E ancora un quesito: sarebbe opportuno distruggere solo i pensieri inutili o anche quelli cattivi? Qui si aprirebbe infatti un altro vastissimo campo di attenzione in quanto, non essendo la benevolenza verso il prossimo uno dei pregi più diffusi, siamo quasi tutti grandi produttori di giudizi poco urbani, scagliati ad ampio raggio e a getto più o meno continuo verso gli obiettivi più svariati: dalla classica suocera al coniuge, dal capo al vicino di casa, dai colleghi agli automobilisti in coda accanto a noi, fino ad arrivare alla nostra stessa prole, se è vero, come ha detto la pediatra di mio figlio, una santa donna venerata dalle madri dei quattro quartieri della zona: “Tutte le madri normali hanno desiderato, almeno una volta nella vita, di scagliare il proprio figlio dalla finestra” (ma ovviamente non l’hanno fatto, altrimenti non sarebbero poi tanto normali).

Ci sono addirittura giorni, magari proprio in periodi di grande “buonismo”, in cui ci viene addosso una gran voglia di dar sfogo a tutta la cattiveria repressa, non per far male a qualcuno, quanto piuttosto per tirar fuori “la parte oscura” che è in noi: eccoci dunque armati di telefono a lanciarci, con il nobile sostegno di qualche amico, in un torrente di battute più o meno feroci su qualunque soggetto ci capiti a tiro, accompagnando il tutto con l’inseparabile corredo di risate.

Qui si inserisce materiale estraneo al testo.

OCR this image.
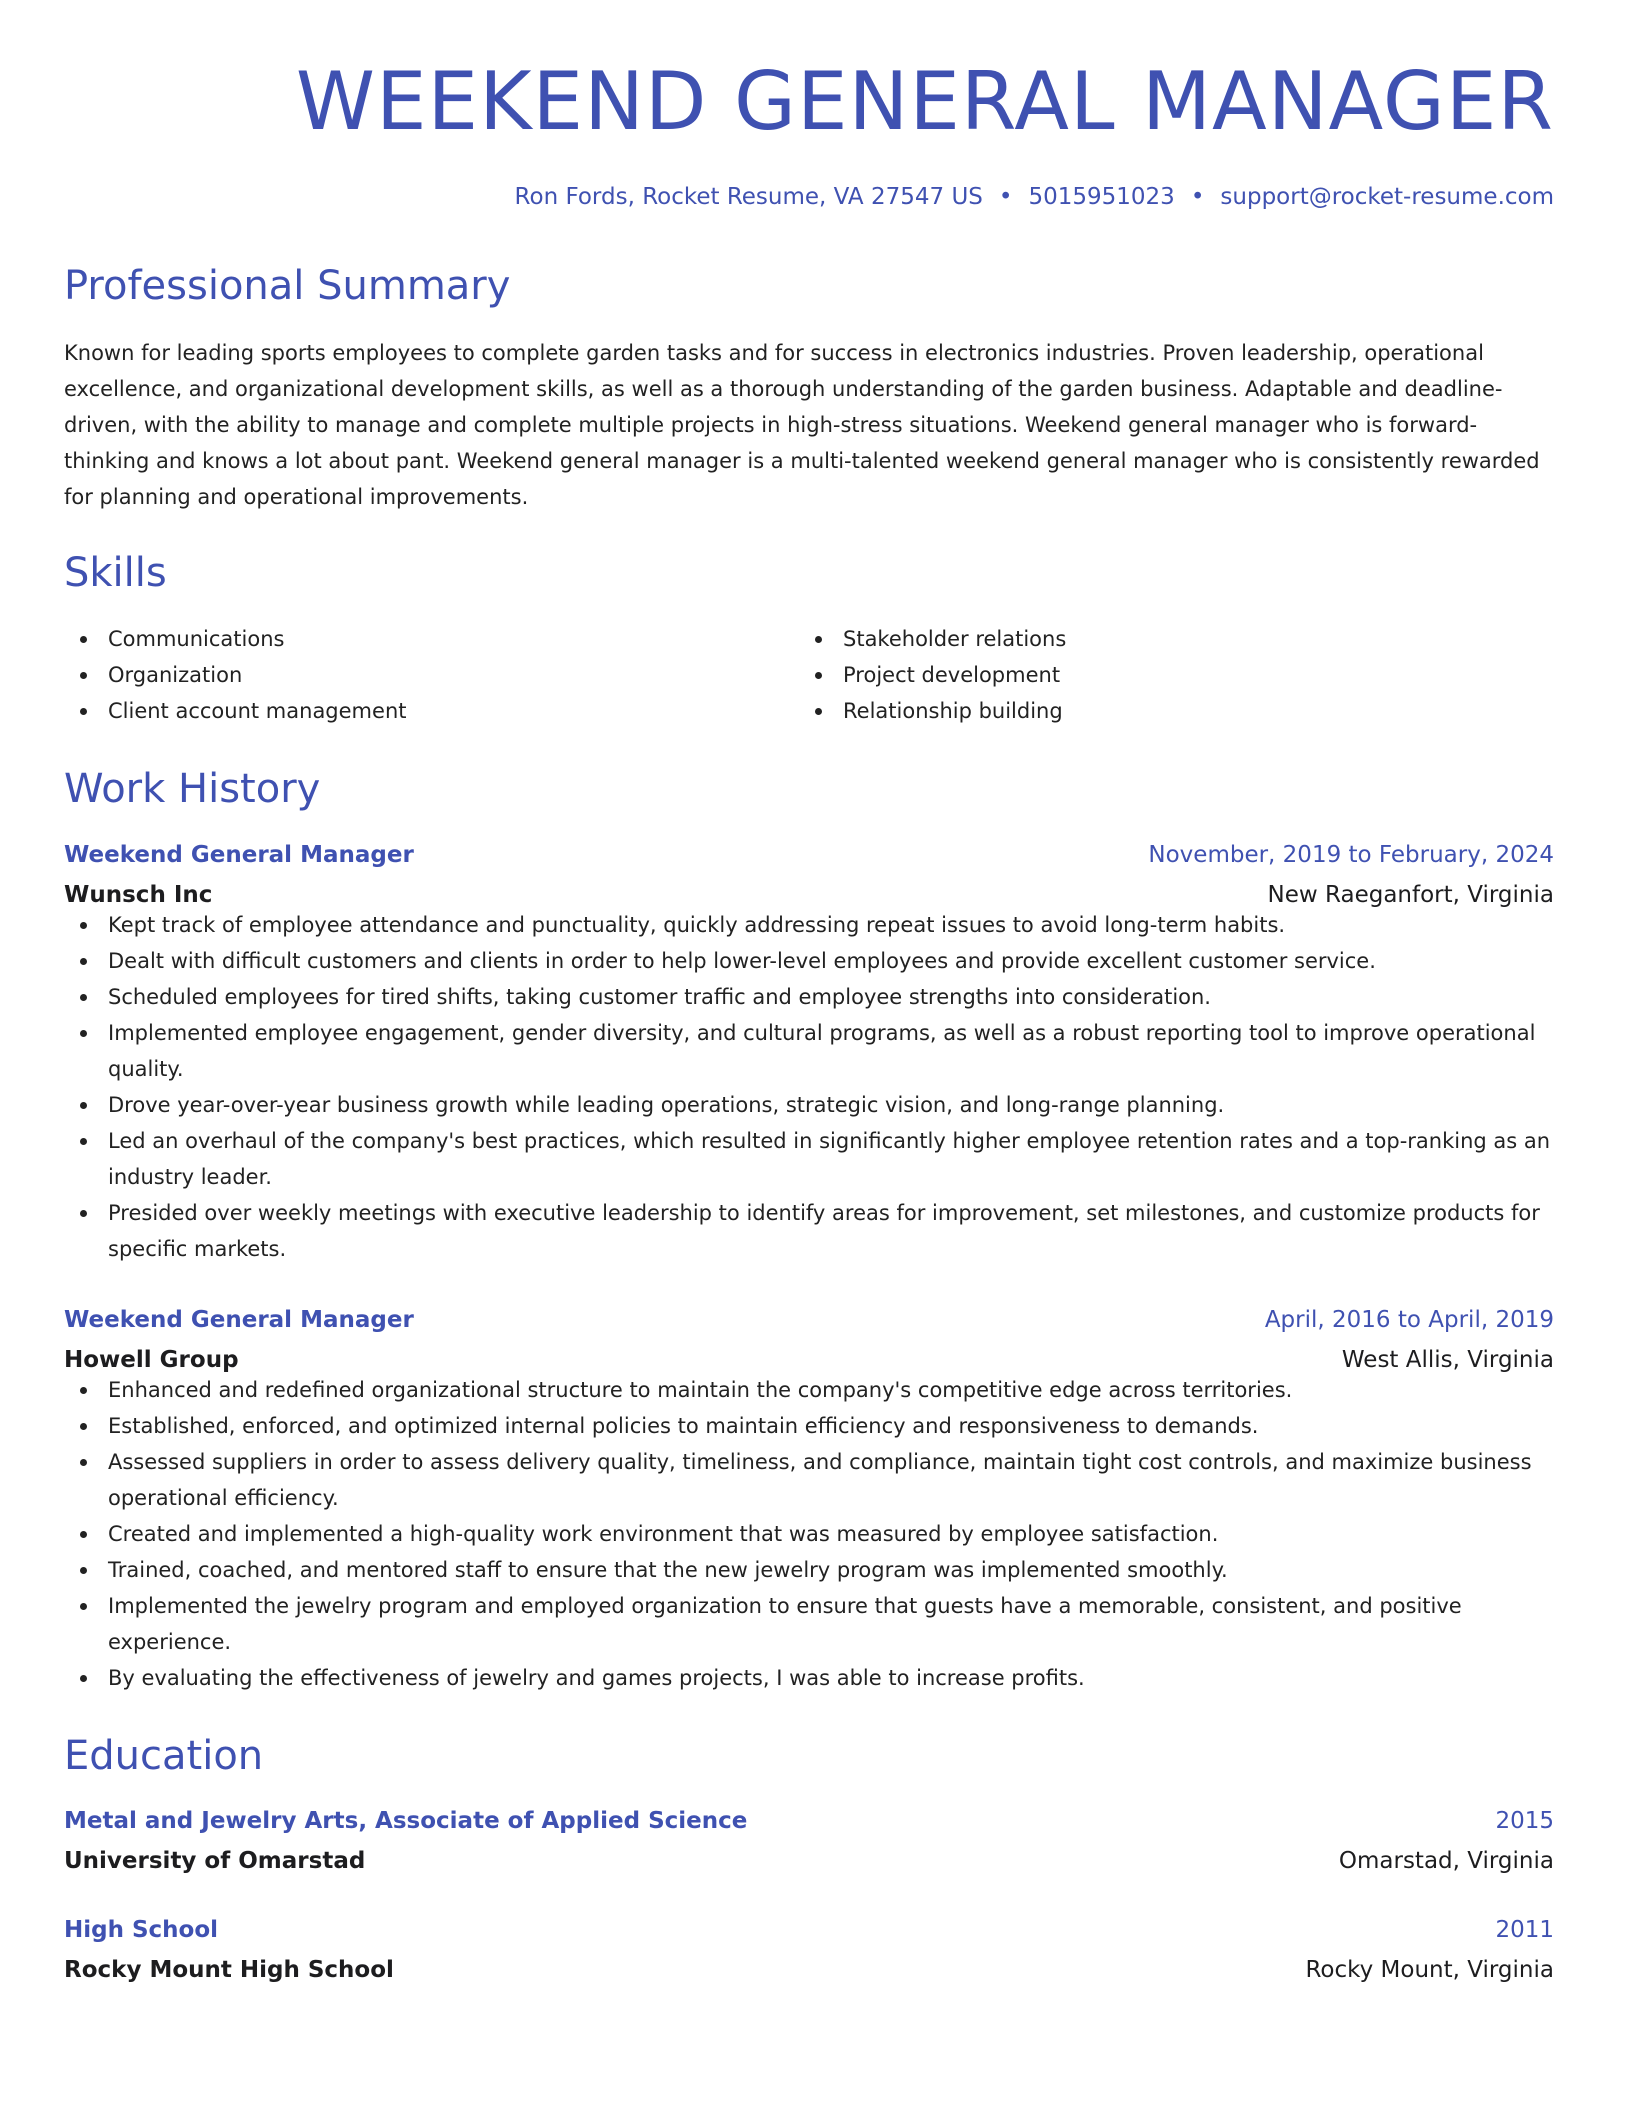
WEEKEND GENERAL MANAGER
Ron Fords, Rocket Resume, VA 27547 US • 5015951023 • support@rocket-resume.com
Professional Summary

Known for leading sports employees to complete garden tasks and for success in electronics industries. Proven leadership, operational excellence, and organizational development skills, as well as a thorough understanding of the garden business. Adaptable and deadline-driven, with the ability to manage and complete multiple projects in high-stress situations. Weekend general manager who is forward-thinking and knows a lot about pant. Weekend general manager is a multi-talented weekend general manager who is consistently rewarded for planning and operational improvements.

Skills
Communications
Organization
Client account management
Stakeholder relations
Project development
Relationship building
Work History
Weekend General Manager	November, 2019 to February, 2024
Wunsch Inc	New Raeganfort, Virginia
Kept track of employee attendance and punctuality, quickly addressing repeat issues to avoid long-term habits.
Dealt with difficult customers and clients in order to help lower-level employees and provide excellent customer service.
Scheduled employees for tired shifts, taking customer traffic and employee strengths into consideration.
Implemented employee engagement, gender diversity, and cultural programs, as well as a robust reporting tool to improve operational quality.
Drove year-over-year business growth while leading operations, strategic vision, and long-range planning.
Led an overhaul of the company's best practices, which resulted in significantly higher employee retention rates and a top-ranking as an industry leader.
Presided over weekly meetings with executive leadership to identify areas for improvement, set milestones, and customize products for specific markets.
Weekend General Manager	April, 2016 to April, 2019
Howell Group	West Allis, Virginia
Enhanced and redefined organizational structure to maintain the company's competitive edge across territories.
Established, enforced, and optimized internal policies to maintain efficiency and responsiveness to demands.
Assessed suppliers in order to assess delivery quality, timeliness, and compliance, maintain tight cost controls, and maximize business operational efficiency.
Created and implemented a high-quality work environment that was measured by employee satisfaction.
Trained, coached, and mentored staff to ensure that the new jewelry program was implemented smoothly.
Implemented the jewelry program and employed organization to ensure that guests have a memorable, consistent, and positive experience.
By evaluating the effectiveness of jewelry and games projects, I was able to increase profits.
Education
Metal and Jewelry Arts, Associate of Applied Science	2015
University of Omarstad	Omarstad, Virginia
High School	2011
Rocky Mount High School	Rocky Mount, Virginia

In quei giorni il famoso cestino cerebrale, se esistesse, andrebbe svuotato almeno ogni mezz’ora.

Se poi il cassonetto word-mentale fosse predisposto per contenere anche i pensieri proibiti, nel giro di qualche ora andrebbe sicuramente in tilt. Colpiti da tale inevitabile ingorgo non sarebbero solo gli uomini, principali produttori di banali fantasie vietate a sfondo femminile, quanto di certo tutto il genere umano, i cui sogni proibiti spaziano dall’assurdo al demenziale all’incredibile, tanto che se fosse possibile scoprirli non esisterebbe reality show più comico.

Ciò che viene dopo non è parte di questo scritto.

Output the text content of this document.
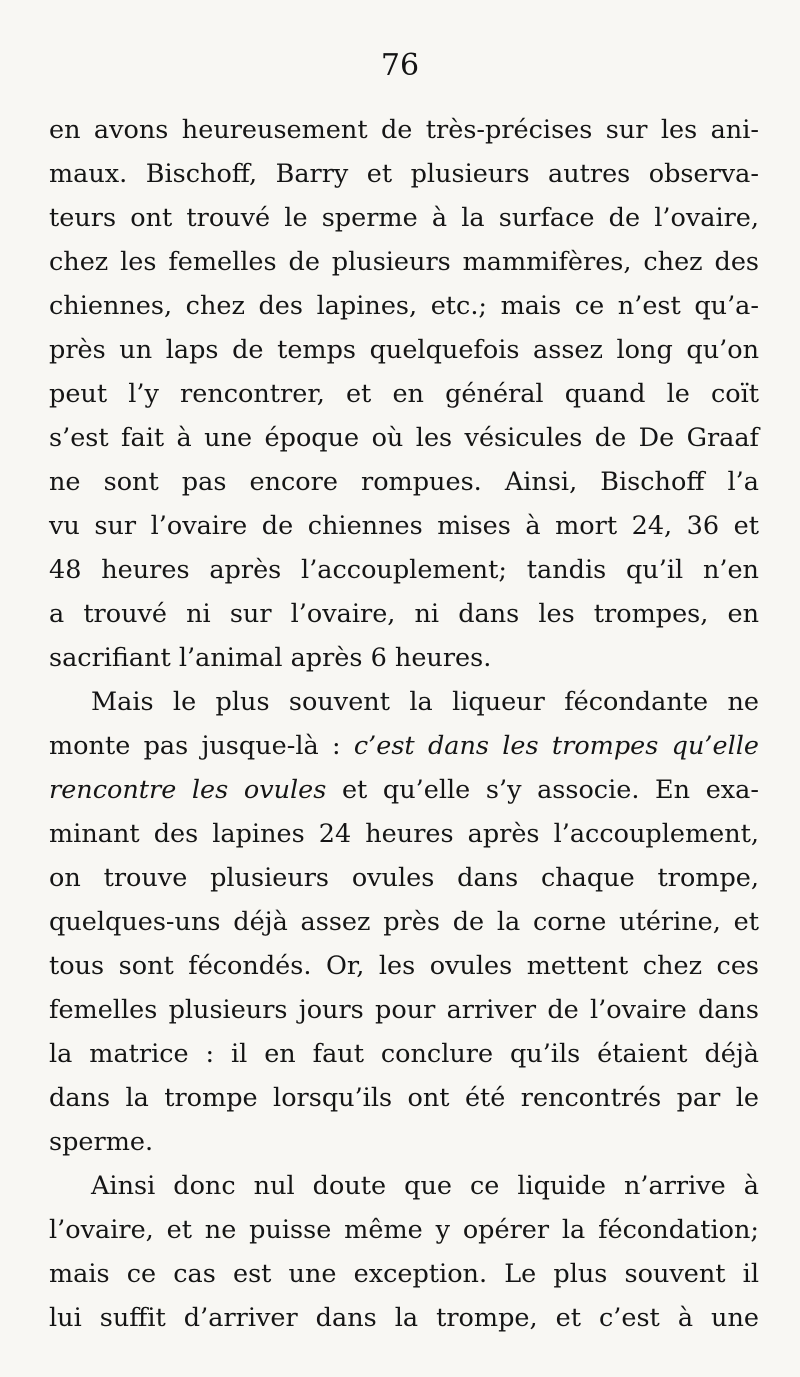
76
en avons heureusement de très-précises sur les ani-
maux. Bischoff, Barry et plusieurs autres observa-
teurs ont trouvé le sperme à la surface de l’ovaire,
chez les femelles de plusieurs mammifères, chez des
chiennes, chez des lapines, etc.; mais ce n’est qu’a-
près un laps de temps quelquefois assez long qu’on
peut l’y rencontrer, et en général quand le coït
s’est fait à une époque où les vésicules de De Graaf
ne sont pas encore rompues. Ainsi, Bischoff l’a
vu sur l’ovaire de chiennes mises à mort 24, 36 et
48 heures après l’accouplement; tandis qu’il n’en
a trouvé ni sur l’ovaire, ni dans les trompes, en
sacrifiant l’animal après 6 heures.
Mais le plus souvent la liqueur fécondante ne
monte pas jusque-là : c’est dans les trompes qu’elle
rencontre les ovules et qu’elle s’y associe. En exa-
minant des lapines 24 heures après l’accouplement,
on trouve plusieurs ovules dans chaque trompe,
quelques-uns déjà assez près de la corne utérine, et
tous sont fécondés. Or, les ovules mettent chez ces
femelles plusieurs jours pour arriver de l’ovaire dans
la matrice : il en faut conclure qu’ils étaient déjà
dans la trompe lorsqu’ils ont été rencontrés par le
sperme.
Ainsi donc nul doute que ce liquide n’arrive à
l’ovaire, et ne puisse même y opérer la fécondation;
mais ce cas est une exception. Le plus souvent il
lui suffit d’arriver dans la trompe, et c’est à une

Ecco dunque svelata la ragione per la quale saggiamente non siamo stati corredati da un sistema di smaltimento delle elucubrazioni inutili: probabilmente per evitare di lasciare quelle due-tre idee significative vagare nello spazio vuoto e rimbombante della nostra scatola cranica, lanciando vani richiami tipo particella di sodio nell’acqua Lete. Ancora una volta la natura aveva visto giusto!